Conceptual Question on Gradient Ascent

When I was following how to built a controllable GAN.
I was confused as to why in order to update the noise we used gradient ascent. Like how does gradient ascent rather than descent strengthen a feature.
What I understood is the following we trained a classifier which has 40 output nodes for different features so that when seeing a new image of a celeb it would be able to give high values to nodes that correspond to the features on that celebs face. Then we run our noise vector through our trained Generator that already has been trained to generate faces and what happens is if you perhaps want the image to have sunglasses then you run the noise vector on the gen and measure how miuch the classifier classified the image as having glasses.
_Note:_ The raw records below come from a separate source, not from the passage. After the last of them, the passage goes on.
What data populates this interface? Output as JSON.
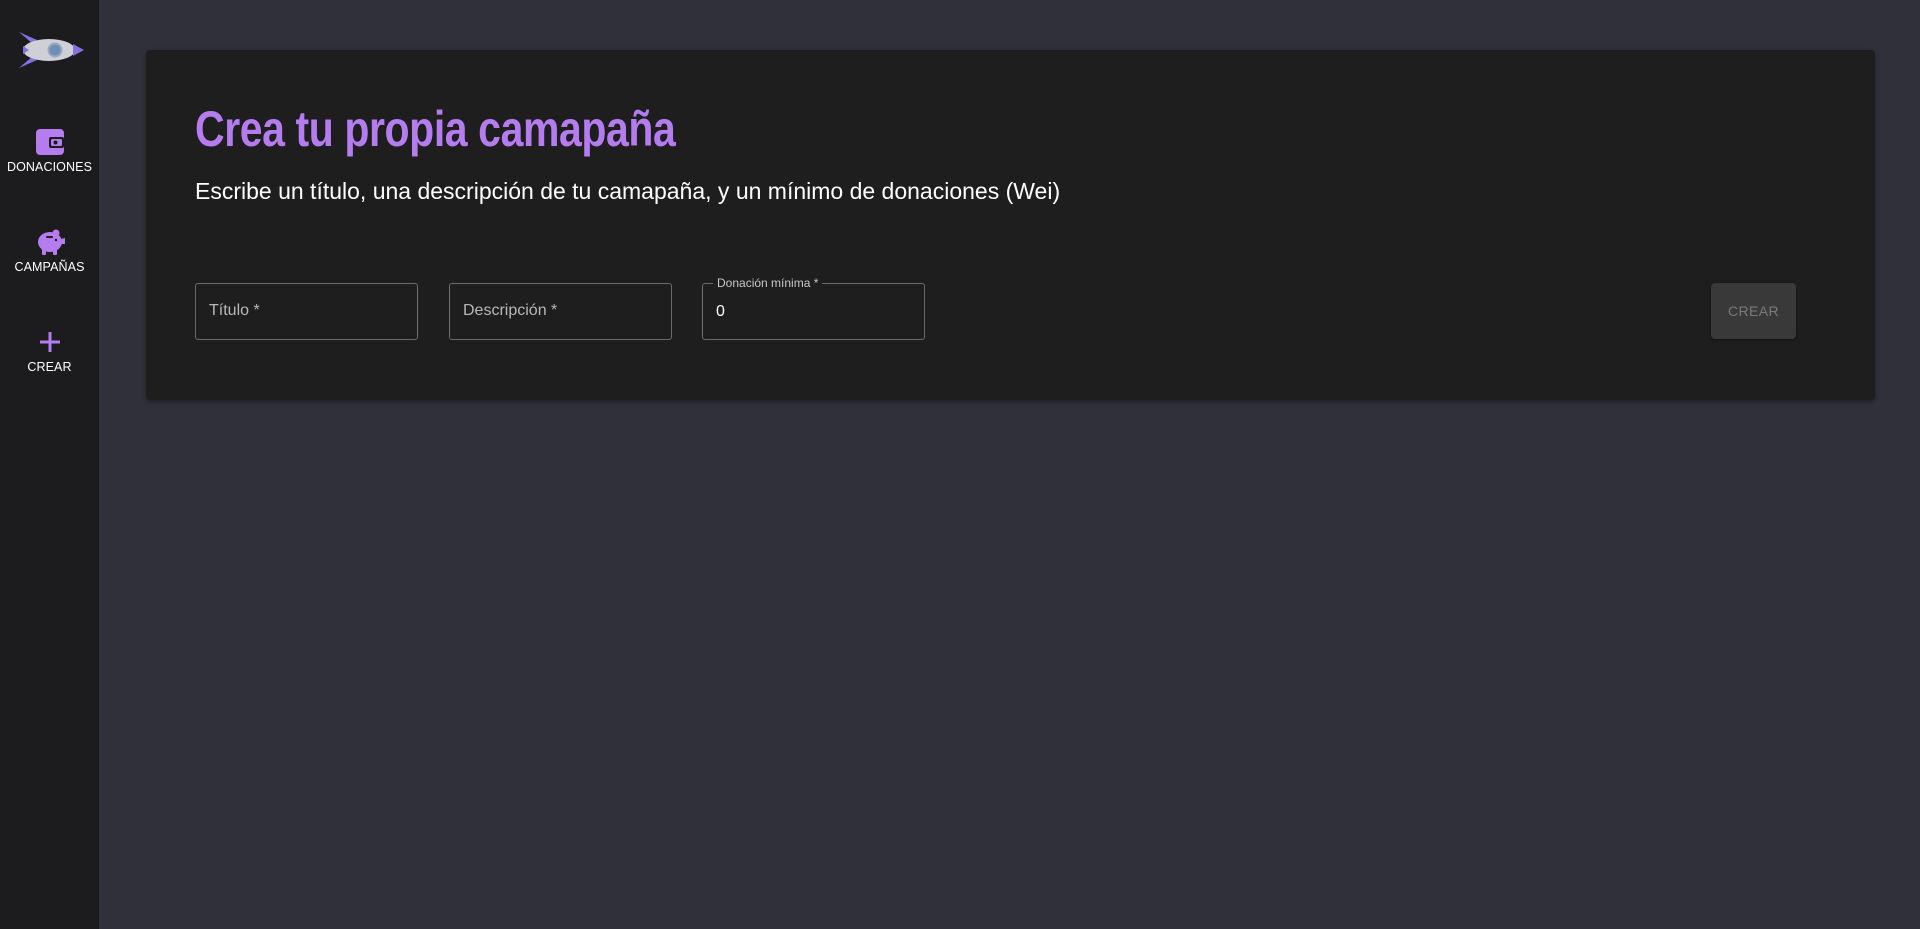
{
  "sidebar": {
    "logo_icon": "rocket-icon",
    "items": [
      {
        "label": "DONACIONES",
        "icon": "wallet-icon"
      },
      {
        "label": "CAMPAÑAS",
        "icon": "piggy-bank-icon"
      },
      {
        "label": "CREAR",
        "icon": "plus-icon"
      }
    ]
  },
  "form": {
    "title": "Crea tu propia camapaña",
    "subtitle": "Escribe un título, una descripción de tu camapaña, y un mínimo de donaciones (Wei)",
    "fields": {
      "titulo": {
        "placeholder": "Título *"
      },
      "descripcion": {
        "placeholder": "Descripción *"
      },
      "donacion_minima": {
        "label": "Donación mínima *",
        "value": "0"
      }
    },
    "submit_label": "CREAR"
  },
  "colors": {
    "accent": "#b57cf0",
    "page_bg": "#30303a",
    "sidebar_bg": "#1c1c1f",
    "card_bg": "#1e1e1e"
  }
}
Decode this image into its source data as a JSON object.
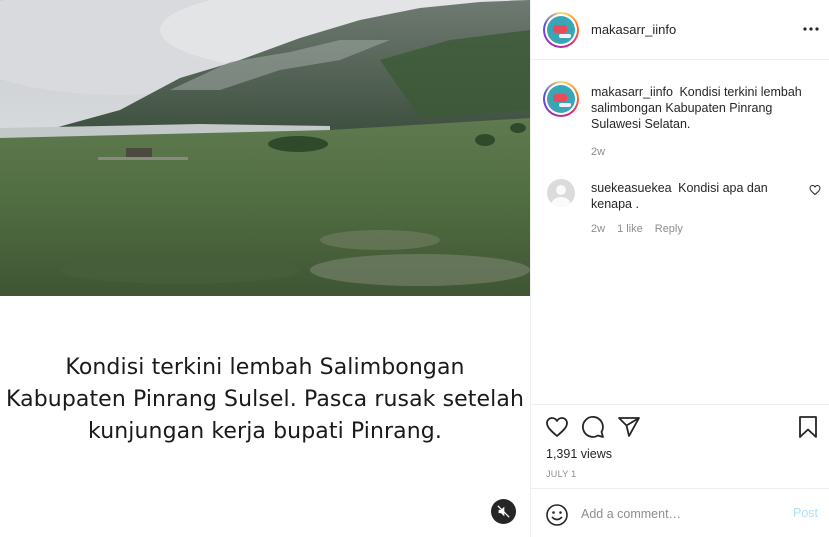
{
  "video": {
    "overlay_text": [
      "Kondisi terkini lembah Salimbongan",
      "Kabupaten Pinrang Sulsel. Pasca rusak setelah",
      "kunjungan kerja bupati Pinrang."
    ]
  },
  "header": {
    "username": "makasarr_iinfo"
  },
  "caption": {
    "username": "makasarr_iinfo",
    "text": "Kondisi terkini lembah salimbongan Kabupaten Pinrang Sulawesi Selatan.",
    "time": "2w"
  },
  "comments": [
    {
      "username": "suekeasuekea",
      "text": "Kondisi apa dan kenapa .",
      "time": "2w",
      "likes": "1 like",
      "reply": "Reply"
    }
  ],
  "stats": {
    "views": "1,391 views",
    "date": "JULY 1"
  },
  "add_comment": {
    "placeholder": "Add a comment…",
    "post_label": "Post"
  },
  "colors": {
    "accent_disabled": "#b2dffc",
    "muted_text": "#8e8e8e",
    "border": "#efefef"
  },
  "icons": [
    "more-icon",
    "heart-icon",
    "comment-icon",
    "share-icon",
    "bookmark-icon",
    "emoji-icon",
    "mute-icon"
  ]
}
After that I something happens that I dont quite understand. Here I dont understand how loss is calculated and why it is ascended to make glasses more pronounced in the generated image. In other words, Like how do you go from calculating the classifiers output to finding gradients of noise (dont you need loss to find gradients for noise anfd if so what is tge loss) and then gradient ascent (why ascent instead of descent). I know this process works I just dont understand why.

I would appreciate if you could correct me on my understanding.

Sarthak Jain

Hello Sarthak,
Please don’t get confused by the terms ascent and descent. In simple terms, if we’re trying to maximize the objective function, we are performing gradient ascent on the objective function. When minimizing the same, as in vanilla NNs, we perform gradient descent.

This article might clear your doubt to some extent. Keeping this basic thought in mind, if you revisit the lecture on this, hope it will clear your understanding on this.

@Sarthak_Jain1 Hi Sarthak,

When we want to add a feature to an image, we are trying to maximize the score wrt the noise parameters, so we perform Gradient Ascent whereas when we try to minimize the score [ in case of removing a feature from an image] , we perform Gradient Descent.

Why Maximize upon addition of a feature? Well, that is the convention the instructors have chosen for this assignment. So, if you note, the gradient penalty has been added with a ‘-’ (minus) sign to modified objective function which serves as a regularization term.

Hope it helps!! :slight_smile: